Aber: Menschen sind keine Bauklötzchen, die man schnell austauschen kann. Und: Es geht einem Menschen, dem es schlecht geht, nicht schon deswegen besser, weil es einem anderen Menschen noch schlechter geht. Sinti und Roma dürfen in der neuen Flüchtlingsdebatte nicht unter die Räder kommen. Die Sorge um die Zukunft von Sinti und Roma muss Deutschland, auch aus historischer Verantwortung, in die EU tragen. Es handelt sich um ein Armuts- und Klassenproblem, das durch rassistische Zuweisungen verdrängt wird. Es gilt, einem Volk eine Zukunft zu geben. [….]

Während 1989 nicht die Rede davon war abzuschieben und neue Grenzzäune zu errichten, als Millionen Ossis nach Westdeutschland strömten, wollen die Ossis Merkel und Gauck nun mit Härte, Abschreckung und Abschiebung die Menschen, die in unendlich viel größerer Not sind, loswerden.  Das ist fremdenfeindlicher Populismus, wie es Manuela Schwesig zu Recht de Maizière vorwirft.

Widerlich, wie Merkels Partei Stimmung gegen diejenigen gemacht wird, die alles verloren haben und vor dem IS-Terror fliehen mußten.

Ich schäme mich für die deutsche Staatsspitze!

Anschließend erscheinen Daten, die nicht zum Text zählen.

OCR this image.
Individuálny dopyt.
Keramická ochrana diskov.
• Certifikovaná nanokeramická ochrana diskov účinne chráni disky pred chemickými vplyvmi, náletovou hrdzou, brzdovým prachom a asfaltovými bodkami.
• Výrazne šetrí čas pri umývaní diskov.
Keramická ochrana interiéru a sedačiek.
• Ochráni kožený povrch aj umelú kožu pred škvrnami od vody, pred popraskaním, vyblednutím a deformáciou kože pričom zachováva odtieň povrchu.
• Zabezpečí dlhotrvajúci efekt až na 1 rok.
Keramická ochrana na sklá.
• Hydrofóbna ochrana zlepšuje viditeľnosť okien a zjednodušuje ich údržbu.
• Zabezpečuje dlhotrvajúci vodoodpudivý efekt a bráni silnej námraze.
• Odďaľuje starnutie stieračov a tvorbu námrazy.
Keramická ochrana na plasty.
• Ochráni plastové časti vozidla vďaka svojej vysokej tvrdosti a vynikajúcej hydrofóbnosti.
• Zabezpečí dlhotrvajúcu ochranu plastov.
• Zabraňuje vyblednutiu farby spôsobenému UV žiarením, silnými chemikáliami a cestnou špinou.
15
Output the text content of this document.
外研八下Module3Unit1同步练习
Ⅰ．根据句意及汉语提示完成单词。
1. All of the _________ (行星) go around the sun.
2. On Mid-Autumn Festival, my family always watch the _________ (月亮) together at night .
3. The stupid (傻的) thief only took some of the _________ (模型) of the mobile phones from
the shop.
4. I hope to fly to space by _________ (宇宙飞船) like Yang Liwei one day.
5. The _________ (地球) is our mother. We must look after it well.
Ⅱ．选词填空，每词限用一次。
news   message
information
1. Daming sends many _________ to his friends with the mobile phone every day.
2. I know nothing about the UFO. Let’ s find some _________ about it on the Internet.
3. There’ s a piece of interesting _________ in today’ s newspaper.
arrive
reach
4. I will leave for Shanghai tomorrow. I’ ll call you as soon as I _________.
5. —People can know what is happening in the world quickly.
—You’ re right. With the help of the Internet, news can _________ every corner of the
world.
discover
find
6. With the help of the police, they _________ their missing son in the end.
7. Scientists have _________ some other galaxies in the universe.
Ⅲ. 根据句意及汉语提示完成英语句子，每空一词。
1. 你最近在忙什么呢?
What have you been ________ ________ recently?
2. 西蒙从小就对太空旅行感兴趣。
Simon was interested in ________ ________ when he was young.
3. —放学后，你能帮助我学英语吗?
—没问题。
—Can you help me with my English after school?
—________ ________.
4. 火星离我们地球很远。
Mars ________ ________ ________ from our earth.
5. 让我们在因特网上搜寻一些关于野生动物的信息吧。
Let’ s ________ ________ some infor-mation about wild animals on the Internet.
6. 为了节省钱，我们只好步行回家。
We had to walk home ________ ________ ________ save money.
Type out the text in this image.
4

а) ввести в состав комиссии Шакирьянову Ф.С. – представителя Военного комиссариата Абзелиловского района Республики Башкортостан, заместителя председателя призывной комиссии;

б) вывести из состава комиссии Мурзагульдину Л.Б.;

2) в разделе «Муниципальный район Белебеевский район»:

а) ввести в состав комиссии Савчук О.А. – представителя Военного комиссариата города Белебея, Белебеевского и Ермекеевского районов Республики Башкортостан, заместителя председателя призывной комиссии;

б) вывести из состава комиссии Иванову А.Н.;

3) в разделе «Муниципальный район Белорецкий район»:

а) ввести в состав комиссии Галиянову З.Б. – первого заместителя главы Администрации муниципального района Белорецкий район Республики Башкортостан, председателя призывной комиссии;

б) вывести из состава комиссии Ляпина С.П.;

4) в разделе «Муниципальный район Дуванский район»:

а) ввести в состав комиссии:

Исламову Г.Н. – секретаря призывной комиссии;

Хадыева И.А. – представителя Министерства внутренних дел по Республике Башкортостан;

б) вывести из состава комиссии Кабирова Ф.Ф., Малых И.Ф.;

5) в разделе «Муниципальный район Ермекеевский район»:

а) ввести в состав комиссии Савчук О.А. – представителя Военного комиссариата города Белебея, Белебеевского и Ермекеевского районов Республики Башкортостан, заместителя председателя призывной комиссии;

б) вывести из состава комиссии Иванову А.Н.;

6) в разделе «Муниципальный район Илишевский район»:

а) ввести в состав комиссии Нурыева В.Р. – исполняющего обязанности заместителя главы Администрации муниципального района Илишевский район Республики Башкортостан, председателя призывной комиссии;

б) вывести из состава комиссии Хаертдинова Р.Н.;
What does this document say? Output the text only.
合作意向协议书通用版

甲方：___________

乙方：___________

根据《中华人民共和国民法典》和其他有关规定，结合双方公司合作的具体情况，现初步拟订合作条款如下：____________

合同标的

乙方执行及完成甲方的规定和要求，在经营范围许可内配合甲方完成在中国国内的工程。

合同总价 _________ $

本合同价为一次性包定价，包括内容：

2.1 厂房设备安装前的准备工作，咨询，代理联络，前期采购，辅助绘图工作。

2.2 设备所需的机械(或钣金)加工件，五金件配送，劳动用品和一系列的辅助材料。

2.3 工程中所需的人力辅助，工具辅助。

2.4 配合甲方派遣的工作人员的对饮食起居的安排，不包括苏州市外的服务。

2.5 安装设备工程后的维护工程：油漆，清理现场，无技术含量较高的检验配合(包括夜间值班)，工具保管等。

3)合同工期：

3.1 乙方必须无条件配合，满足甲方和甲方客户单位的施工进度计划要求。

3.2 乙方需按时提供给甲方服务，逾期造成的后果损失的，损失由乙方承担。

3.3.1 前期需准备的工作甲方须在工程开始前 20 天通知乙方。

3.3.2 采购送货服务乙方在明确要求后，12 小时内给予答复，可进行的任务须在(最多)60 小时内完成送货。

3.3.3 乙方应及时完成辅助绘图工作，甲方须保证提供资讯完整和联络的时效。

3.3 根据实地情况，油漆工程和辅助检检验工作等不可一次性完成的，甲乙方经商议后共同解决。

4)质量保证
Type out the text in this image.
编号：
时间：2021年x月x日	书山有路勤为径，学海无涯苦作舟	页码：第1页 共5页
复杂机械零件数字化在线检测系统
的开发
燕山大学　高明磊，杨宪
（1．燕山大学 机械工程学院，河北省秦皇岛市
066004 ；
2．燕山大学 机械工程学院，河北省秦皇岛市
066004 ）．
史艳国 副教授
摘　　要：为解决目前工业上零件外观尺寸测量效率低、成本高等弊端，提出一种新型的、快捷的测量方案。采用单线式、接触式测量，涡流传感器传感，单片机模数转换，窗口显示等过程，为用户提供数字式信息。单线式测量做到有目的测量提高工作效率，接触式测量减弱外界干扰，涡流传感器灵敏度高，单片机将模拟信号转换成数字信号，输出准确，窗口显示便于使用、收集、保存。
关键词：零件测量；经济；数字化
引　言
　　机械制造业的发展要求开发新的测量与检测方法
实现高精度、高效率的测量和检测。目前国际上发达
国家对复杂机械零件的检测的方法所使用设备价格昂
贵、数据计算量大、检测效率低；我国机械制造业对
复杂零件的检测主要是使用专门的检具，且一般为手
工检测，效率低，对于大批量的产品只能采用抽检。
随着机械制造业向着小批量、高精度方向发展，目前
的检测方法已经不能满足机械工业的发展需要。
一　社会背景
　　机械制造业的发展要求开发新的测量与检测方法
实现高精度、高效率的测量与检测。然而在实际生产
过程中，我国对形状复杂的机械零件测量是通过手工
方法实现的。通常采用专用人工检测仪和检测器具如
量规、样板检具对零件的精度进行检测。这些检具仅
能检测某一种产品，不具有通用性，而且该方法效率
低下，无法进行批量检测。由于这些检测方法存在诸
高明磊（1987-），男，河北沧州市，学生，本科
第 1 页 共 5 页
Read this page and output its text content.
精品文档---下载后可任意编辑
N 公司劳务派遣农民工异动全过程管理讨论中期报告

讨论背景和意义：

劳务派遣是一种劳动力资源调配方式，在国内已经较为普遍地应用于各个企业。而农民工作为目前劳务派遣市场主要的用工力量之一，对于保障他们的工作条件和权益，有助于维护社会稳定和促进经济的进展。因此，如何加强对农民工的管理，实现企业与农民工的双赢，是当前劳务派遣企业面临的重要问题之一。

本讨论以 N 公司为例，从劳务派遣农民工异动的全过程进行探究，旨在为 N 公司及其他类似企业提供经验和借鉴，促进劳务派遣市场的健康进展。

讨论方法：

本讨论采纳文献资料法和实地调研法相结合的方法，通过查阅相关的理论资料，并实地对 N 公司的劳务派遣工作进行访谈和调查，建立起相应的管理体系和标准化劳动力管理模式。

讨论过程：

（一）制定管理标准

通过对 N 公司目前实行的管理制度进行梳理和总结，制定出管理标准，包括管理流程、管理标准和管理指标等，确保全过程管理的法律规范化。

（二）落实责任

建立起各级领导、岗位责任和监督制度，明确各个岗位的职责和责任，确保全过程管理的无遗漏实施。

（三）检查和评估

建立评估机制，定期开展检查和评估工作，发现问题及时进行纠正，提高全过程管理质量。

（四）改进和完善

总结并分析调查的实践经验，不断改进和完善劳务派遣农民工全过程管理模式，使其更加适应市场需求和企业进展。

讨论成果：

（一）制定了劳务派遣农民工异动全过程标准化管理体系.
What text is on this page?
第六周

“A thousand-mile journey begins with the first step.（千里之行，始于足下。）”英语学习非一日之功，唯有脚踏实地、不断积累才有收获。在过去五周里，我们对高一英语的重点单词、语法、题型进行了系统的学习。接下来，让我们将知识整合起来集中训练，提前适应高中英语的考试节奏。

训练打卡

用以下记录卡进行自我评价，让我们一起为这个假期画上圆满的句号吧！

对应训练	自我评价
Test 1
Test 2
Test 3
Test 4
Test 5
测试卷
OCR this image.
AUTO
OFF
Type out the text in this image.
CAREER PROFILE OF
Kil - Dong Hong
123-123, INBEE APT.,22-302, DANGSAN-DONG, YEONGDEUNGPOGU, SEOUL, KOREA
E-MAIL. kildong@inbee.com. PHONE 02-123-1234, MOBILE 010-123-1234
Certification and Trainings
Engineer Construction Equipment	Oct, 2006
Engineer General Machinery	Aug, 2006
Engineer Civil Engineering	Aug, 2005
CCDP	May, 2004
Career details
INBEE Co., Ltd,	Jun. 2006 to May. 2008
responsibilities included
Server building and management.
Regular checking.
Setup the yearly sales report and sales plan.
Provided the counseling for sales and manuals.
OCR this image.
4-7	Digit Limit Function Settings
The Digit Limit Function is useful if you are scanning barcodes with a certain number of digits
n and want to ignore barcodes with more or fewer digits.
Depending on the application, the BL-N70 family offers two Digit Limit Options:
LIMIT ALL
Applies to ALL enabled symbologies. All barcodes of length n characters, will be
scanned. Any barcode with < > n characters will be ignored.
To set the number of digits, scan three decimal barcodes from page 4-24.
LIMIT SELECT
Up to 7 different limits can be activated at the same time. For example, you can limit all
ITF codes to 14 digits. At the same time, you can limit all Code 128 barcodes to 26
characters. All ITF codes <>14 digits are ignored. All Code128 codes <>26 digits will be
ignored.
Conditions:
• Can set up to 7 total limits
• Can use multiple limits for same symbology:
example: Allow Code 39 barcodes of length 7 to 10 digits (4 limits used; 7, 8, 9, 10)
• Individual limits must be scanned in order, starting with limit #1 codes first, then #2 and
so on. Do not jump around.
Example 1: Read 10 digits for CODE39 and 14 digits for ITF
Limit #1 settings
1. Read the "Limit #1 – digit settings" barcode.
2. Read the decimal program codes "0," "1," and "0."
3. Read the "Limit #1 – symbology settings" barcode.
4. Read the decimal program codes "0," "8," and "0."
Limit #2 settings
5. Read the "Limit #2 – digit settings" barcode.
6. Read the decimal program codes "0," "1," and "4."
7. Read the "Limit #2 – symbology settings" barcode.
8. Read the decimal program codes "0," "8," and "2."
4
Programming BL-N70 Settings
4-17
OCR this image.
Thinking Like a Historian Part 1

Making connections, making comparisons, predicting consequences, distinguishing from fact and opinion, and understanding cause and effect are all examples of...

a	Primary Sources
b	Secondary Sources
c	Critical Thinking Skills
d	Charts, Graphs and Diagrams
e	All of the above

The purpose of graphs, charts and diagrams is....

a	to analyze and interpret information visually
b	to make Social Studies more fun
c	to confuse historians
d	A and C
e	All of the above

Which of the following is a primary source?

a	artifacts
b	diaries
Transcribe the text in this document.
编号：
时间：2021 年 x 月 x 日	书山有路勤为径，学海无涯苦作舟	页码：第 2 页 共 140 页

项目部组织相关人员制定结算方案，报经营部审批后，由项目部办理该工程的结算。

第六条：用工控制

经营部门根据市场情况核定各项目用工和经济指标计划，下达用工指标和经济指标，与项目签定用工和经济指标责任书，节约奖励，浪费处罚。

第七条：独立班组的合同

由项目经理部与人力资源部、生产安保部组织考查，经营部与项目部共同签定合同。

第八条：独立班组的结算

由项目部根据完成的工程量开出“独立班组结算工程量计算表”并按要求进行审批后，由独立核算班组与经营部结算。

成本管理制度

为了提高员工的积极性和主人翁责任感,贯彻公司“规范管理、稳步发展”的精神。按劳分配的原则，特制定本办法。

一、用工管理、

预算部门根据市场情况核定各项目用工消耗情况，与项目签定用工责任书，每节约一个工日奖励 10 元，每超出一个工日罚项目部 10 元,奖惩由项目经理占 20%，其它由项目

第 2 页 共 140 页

[….] Sollen zusätzliche Balkanstaaten zu sicheren Herkunftsländern erklärt werden? Ist es richtig, Asylbewerber direkt nach ihrer Ankunft in Deutschland zu trennen - nach dem Motto "legitim oder nicht"? Müssen, zur Abschreckung, die Leistungen für Flüchtlinge geändert werden? Und ganz grundsätzlich: Ist Deutschland wirklich an der Grenze seiner Belastbarkeit angesichts der neuen Flüchtlingszahlen?
Man wüsste gerne, was Angela Merkel zu all diesen Fragen denkt, die im Moment diskutiert werden. Bis zu 750.000 Flüchtlinge könnten dieses Jahr nach Deutschland kommen, ein Rekord. Aber leider schweigt die Kanzlerin.
[….] Aber in der Flüchtlingsfrage muss Merkel endlich Positionen beziehen. Viel mehr: Sie hätte es längst tun müssen. [….]  In diesen Zeiten ist die Kanzlerin gefragt, zumal in der Person einer so rationalen Politikerin wie Merkel.
Aber sie hat bisher nicht einmal eine Unterkunft von Flüchtlingen betreten. "Ich werde sicherlich auch ein Flüchtlingsheim einmal besuchen", sagte sie nun wolkig. [….]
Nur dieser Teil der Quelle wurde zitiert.